Inequality and Wealth Creation

Inequality is not an appropriate measure of economic performance or wealth creation.

Inequality is a relative and comparative statistic. It shows how wealth is distributed, which is not that meaningful, and certainly should not be the basis of economic policy. Essentially, inequality is a comparative metric and not an absolute one. That is, if everyone does better but a few people do much better, inequality increases, and this is seen as something bad even though everyone is better off. It is used to create misleading policies that focus on redistributing wealth that is created versus policy that should be focused on enabling greater and more distributed wealth creation – not wealth capture. Policy should focus on how to best create wealth for more people. The absolute degree of wealth creation is beside the point relative to other people. Creating opportunity for the most people is what matters.

As an example, overall wealth has increased over the last 30 years for every population group, but for the highest group, it has increased more substantially. But, why is that a problem? Instead, it is a natural and unavoidable outcome of the free market.

Here’s the analogy: if you want to hold a lottery, the prize has to be disproportionately large to have the most participants to raise the most capital. The simple goal is that net outflows (prizes) are smaller than the net inflows (contributions or purchased tickets). This is very similar to business opportunities and wealth creation.

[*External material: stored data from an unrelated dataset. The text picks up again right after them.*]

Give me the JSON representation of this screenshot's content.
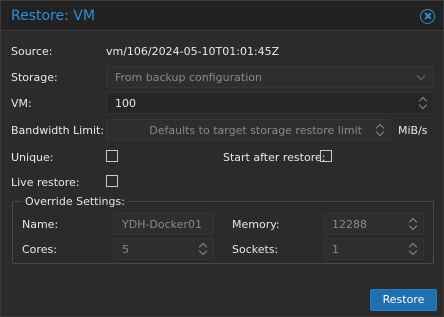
{
  "dialog": {
    "title": "Restore: VM",
    "source": {
      "label": "Source:",
      "value": "vm/106/2024-05-10T01:01:45Z"
    },
    "storage": {
      "label": "Storage:",
      "value": "From backup configuration"
    },
    "vm": {
      "label": "VM:",
      "value": "100"
    },
    "bandwidth": {
      "label": "Bandwidth Limit:",
      "placeholder": "Defaults to target storage restore limit",
      "unit": "MiB/s"
    },
    "unique": {
      "label": "Unique:",
      "checked": false
    },
    "start_after_restore": {
      "label": "Start after restore:",
      "checked": false
    },
    "live_restore": {
      "label": "Live restore:",
      "checked": false
    },
    "override": {
      "legend": "Override Settings:",
      "name": {
        "label": "Name:",
        "value": "YDH-Docker01"
      },
      "memory": {
        "label": "Memory:",
        "value": "12288"
      },
      "cores": {
        "label": "Cores:",
        "value": "5"
      },
      "sockets": {
        "label": "Sockets:",
        "value": "1"
      }
    },
    "restore_button": "Restore"
  },
  "colors": {
    "accent": "#2d8fd8",
    "button": "#1f6fb2",
    "background": "#2b2b2b"
  },
  "icons": {
    "close": "close-circle-icon",
    "spinner": "spinner-arrows-icon",
    "dropdown": "chevron-down-icon"
  }
}
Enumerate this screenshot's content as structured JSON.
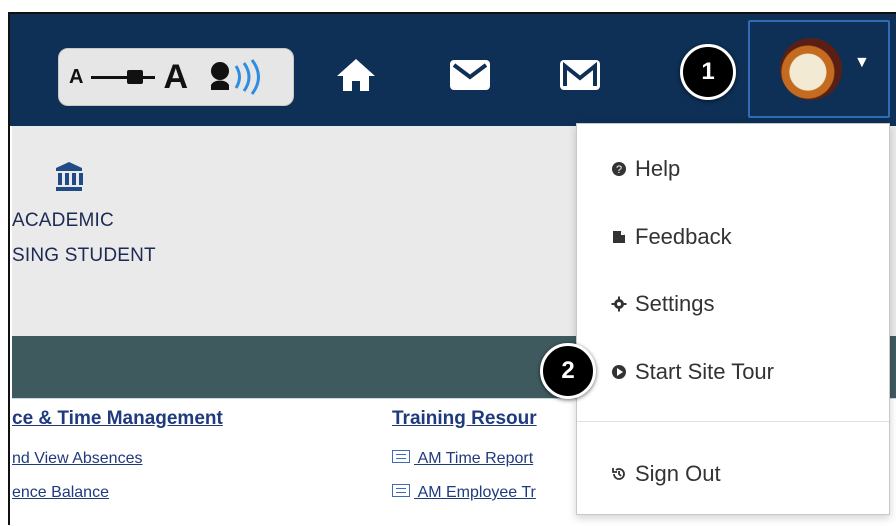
{
  "toolbar": {
    "small_text_label": "A",
    "large_text_label": "A"
  },
  "callouts": {
    "one": "1",
    "two": "2"
  },
  "content": {
    "lines": [
      "ACADEMIC",
      "SING STUDENT"
    ]
  },
  "links": {
    "left_heading": "ce & Time Management",
    "left_items": [
      "nd View Absences",
      "ence Balance"
    ],
    "right_heading": "Training Resour",
    "right_items": [
      "AM Time Report",
      "AM Employee Tr"
    ]
  },
  "dropdown": {
    "help": "Help",
    "feedback": "Feedback",
    "settings": "Settings",
    "tour": "Start Site Tour",
    "signout": "Sign Out"
  }
}
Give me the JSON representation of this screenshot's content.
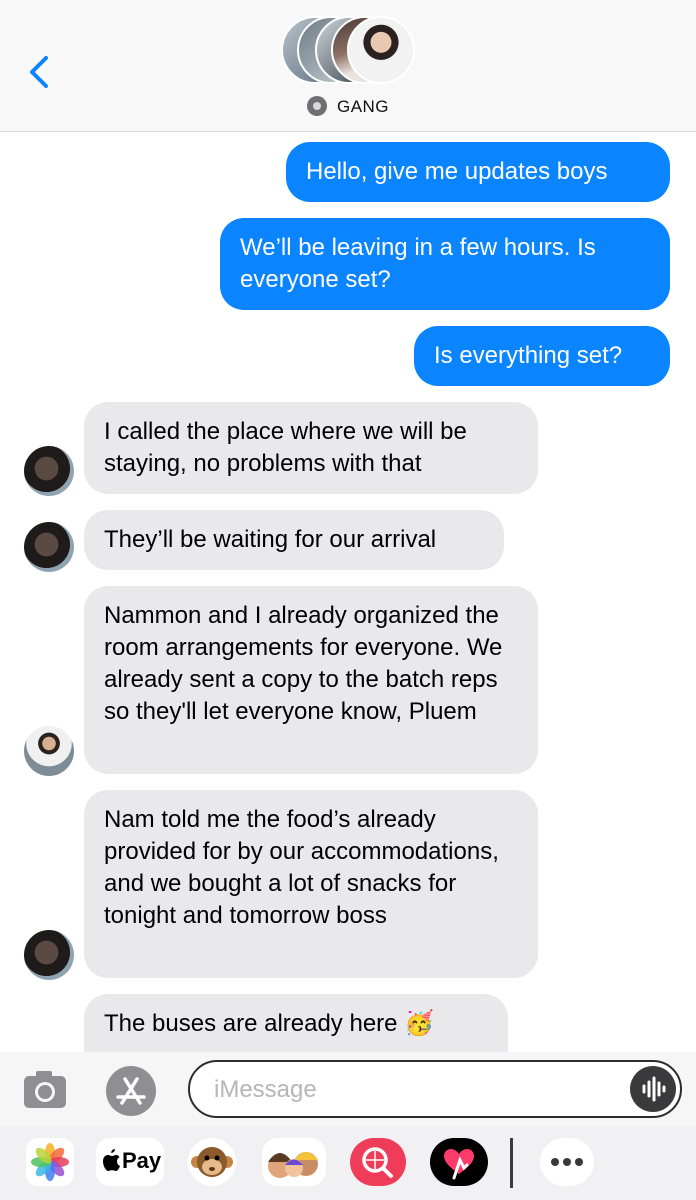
{
  "header": {
    "group_name": "GANG",
    "back_icon": "chevron-left-icon",
    "accent": "#0a84ff"
  },
  "messages": [
    {
      "dir": "out",
      "text": "Hello, give me updates boys"
    },
    {
      "dir": "out",
      "text": "We’ll be leaving in a few hours. Is everyone set?"
    },
    {
      "dir": "out",
      "text": "Is everything set?"
    },
    {
      "dir": "in",
      "text": "I called the place where we will be staying, no problems with that"
    },
    {
      "dir": "in",
      "text": "They’ll be waiting for our arrival"
    },
    {
      "dir": "in",
      "text": "Nammon and I already organized the room arrangements for everyone. We already sent a copy to the batch reps so they'll let everyone know, Pluem"
    },
    {
      "dir": "in",
      "text": "Nam told me the food’s already provided for by our accommodations, and we bought a lot of snacks for tonight and tomorrow boss"
    },
    {
      "dir": "in",
      "text": "The buses are already here 🥳"
    }
  ],
  "input": {
    "placeholder": "iMessage",
    "value": ""
  },
  "app_drawer": {
    "apple_pay_label": "Pay",
    "items": [
      "photos-icon",
      "apple-pay-icon",
      "monkey-memoji-icon",
      "memoji-stickers-icon",
      "image-search-icon",
      "digital-touch-icon",
      "more-icon"
    ]
  },
  "colors": {
    "outgoing_bubble": "#0a84ff",
    "incoming_bubble": "#e9e9eb"
  }
}
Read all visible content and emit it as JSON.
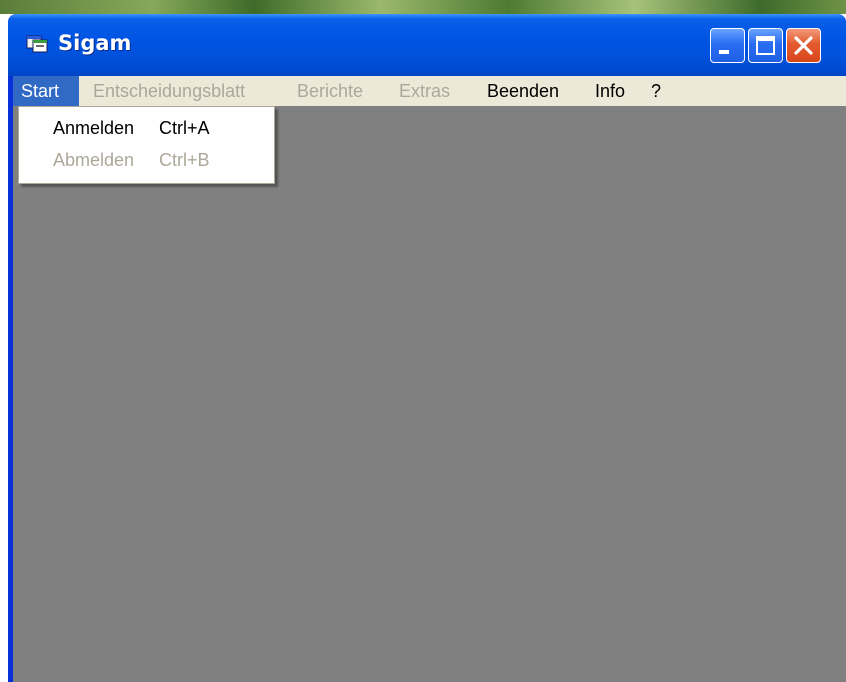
{
  "window": {
    "title": "Sigam",
    "title_color": "#ffffff",
    "titlebar_color": "#0054e3"
  },
  "menubar": {
    "items": [
      {
        "label": "Start",
        "state": "active"
      },
      {
        "label": "Entscheidungsblatt",
        "state": "disabled"
      },
      {
        "label": "Berichte",
        "state": "disabled"
      },
      {
        "label": "Extras",
        "state": "disabled"
      },
      {
        "label": "Beenden",
        "state": "enabled"
      },
      {
        "label": "Info",
        "state": "enabled"
      },
      {
        "label": "?",
        "state": "enabled"
      }
    ]
  },
  "start_menu": {
    "items": [
      {
        "label": "Anmelden",
        "shortcut": "Ctrl+A",
        "state": "enabled"
      },
      {
        "label": "Abmelden",
        "shortcut": "Ctrl+B",
        "state": "disabled"
      }
    ]
  },
  "colors": {
    "menu_highlight": "#316ac5",
    "disabled_text": "#aca899",
    "client_background": "#808080",
    "close_button": "#d8461c"
  },
  "icons": {
    "app": "app-window-icon",
    "minimize": "minimize-icon",
    "maximize": "maximize-icon",
    "close": "close-icon"
  }
}
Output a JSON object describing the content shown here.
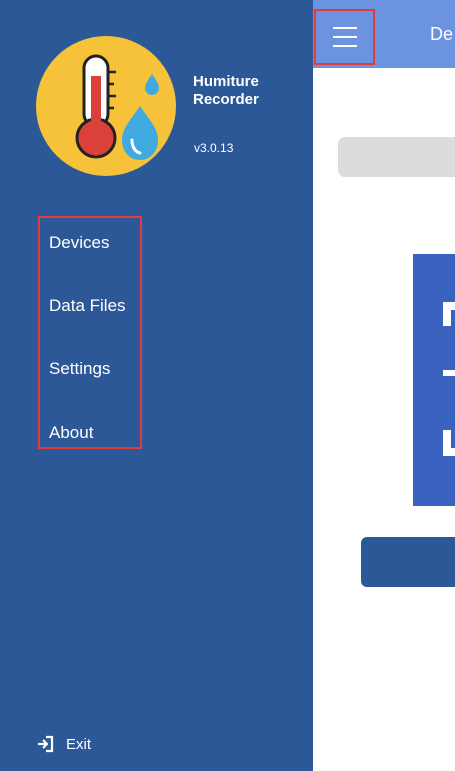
{
  "drawer": {
    "app_name": "Humiture\nRecorder",
    "app_version": "v3.0.13",
    "nav_items": [
      {
        "label": "Devices"
      },
      {
        "label": "Data Files"
      },
      {
        "label": "Settings"
      },
      {
        "label": "About"
      }
    ],
    "exit_label": "Exit"
  },
  "topbar": {
    "title": "De"
  },
  "colors": {
    "drawer_bg": "#2d5898",
    "topbar_bg": "#6b93df",
    "highlight": "#e23b3b",
    "logo_bg": "#f5c23a"
  },
  "icons": {
    "menu": "hamburger-icon",
    "exit": "exit-icon",
    "logo": "thermometer-droplet-icon"
  }
}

As an economy, we want as many contributors to wealth creation – entrepreneurs and new businesses driving economic growth – as possible. The only way to do this is to enable market participants to have the greatest possible reward without restrictions. Most businesses will fail (much like most lottery tickets lose). But, because we have increased the number of willing participants, we also increase the opportunity to create the most wealth – the most businesses, jobs, and economic growth, as well as increasing the tax base from both businesses and individuals. So wealth creation, even if it is concentrated mostly in a handful of people, benefits the overall economy and society much more effectively than any attempt to limit that upside or redistribute it through politically popular but inefficient and demotivating policy.

The superficial and the real

Our political system is binary, and both sides are more extreme than reasonable. There seems little patience for the “reasonable middle” where ideas can be nuanced, refined, and complexity of public policy understood. Instead, our leaders are superficial and guide policy with slogans, not thought. People like AOC and Sanders are caricatures, influential yet ignorant and superficial, forming policies while clueless about what it takes to realistically solve even their most critical issues.

They have great ideas on how to distribute wealth but no ideas on how wealth is actually created. Their perspective is to take existing wealth and distribute it to others instead of developing an engine to help more people create wealth. An example of this kind of dysfunctional policy can be found in resource rich African nations. Instead of building industries using the abundant natural resources present as inputs generating real businesses, those resources are simply gathered and distributed – either to efficient businesses in other countries or among governmental cronies to their Swiss bank accounts. Either way, this attitude is disastrous for an economy ultimately. Wealth is created, and policies should free up the ability to create wealth within appropriate legal restrictions.